KT Tunstall, Steve Poltz, Maggie Walters, Newton Faulkner at the Four Seasons lobby bar. My biggest turn-ons for this SXSW. Been listening to Tunstall’s much touted record, but seeing and hearing her at 9 in the morning I can now confirm. This Scot tuff gal with acoustic guitar has got the goods. Dig it or be prepared to duck and cover. Steve Poltz from San Diego is about as wry as they come. There’s something dark down there, but anyone who can make me laugh before nine am has chops. Maggie Walters is primed to be the next big female singer-songwriter to bust out of Austin if Seymour Stein really did hear what he said he heard. Faulkner, a redhaired Brit with dreadlocks, possesses a most unusual style of guitar picking that is all frets and very little strum and a rapid fire manner of talking blues that is the closest thing to rap a white boy folk can conjure.
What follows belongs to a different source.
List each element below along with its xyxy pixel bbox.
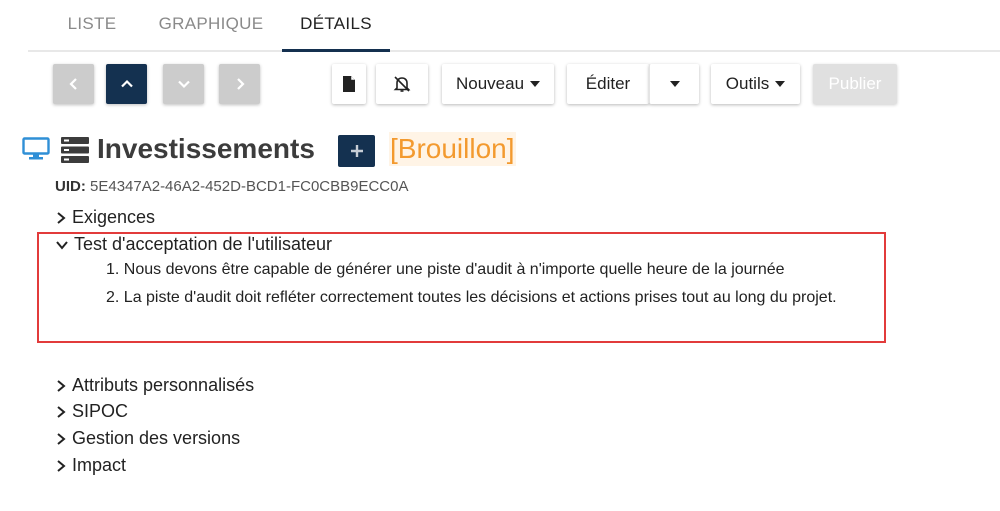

I expect to be hearing and reading more about Faulkner, as well as Tunstall, Poltz, and Walters as the year progresses.

Hellapeno at Headhunters. I blew off finally getting to hear Beth Orton at the radio station and the Go! Team at the record store when my kayaking/biology brother Erik Huebner called. His band, Hellapeno, was playing on Red River in an hour. So I went. How could I not? First time I met Erik I noticed he had a Doug Head bumper sticker; I introduced myself and said, ‘You’re a friend of mine with a sticker like that.’ And he is. Hellapeno is hard rock out poured out of the AC-DC mold by way of ZZ Top. Lead singer Dave Derrick, who can wail and holla far better than he can paddle, scorched the room from his very first Yowl and the twin guitar army sizzled, propelled by Hector Munoz’ thundering drums. Check em out for yourself.

Thursday afternoon sonic dissonance. Leaning on the balcony of the Austin Convention Center, I was listening to a thrash band from England cranking it out in the party tent across the street when all of a sudden, a booming tuba injected itself into the proceedings, followed by a thumping big bass drum and a bleating trumpet. A New Orleans brass band was marching down the block. With each step the two ensembles bled into each other in a very confusing wash. It was still music, even if it was hard to sort out in my head. John Cage would’ve loved it.

Radio. Channel-hopping between KGSR and KUT made getting around SXSW nothing short of pleasurable. I missed the Refugee All Stars on KUT but did catch the Cambodian band with the Farfisa organ (yes, it did remind me of Joe King Carrasco & the Crowns doing classic Nuevo Wavo) and World Party doing the original version of the meta-philosophical “Is It Like Today?” live in studio right after hearing Eliza Gilkyson’s splendid recorded version of the same song on KGSR. My kinda segueway.

Panelizing. Between a one on one with Mathew Knowles, the Destiny’s Child manager who is the Berry Gordy of the modern era, and a role playing exercise with Tony Wilson, the Factory Records/ Hacienda cat who put Manchester on the map with Mope Rock bands like Joy Division and Scritti Politti and with Ecstasy everywhere, I got my Ya-Yas out. Before going on, Wilson’s prep panel, composed mostly of mainstream industry players, chatted about the state of the biz. The fact that they were very excited about the new Starbucks record label confirmed they were all but irrelevent. I reminded one panelist, Tom Zutaut, that we met in 1985 when he was A&R at Geffen (he signed Guns & Roses and Metallica, among others) and I was managing the True Believers. “You passed on the band when you shouldn’t have,” I reminded him. “But it’s OK. Alejandro and Jon Dee Graham (Austin’s Musician of the Year this year) still have careers.” I’m not sure if Zutaut does. I hate to rub it in, but you blew it on the Troobs, Tom.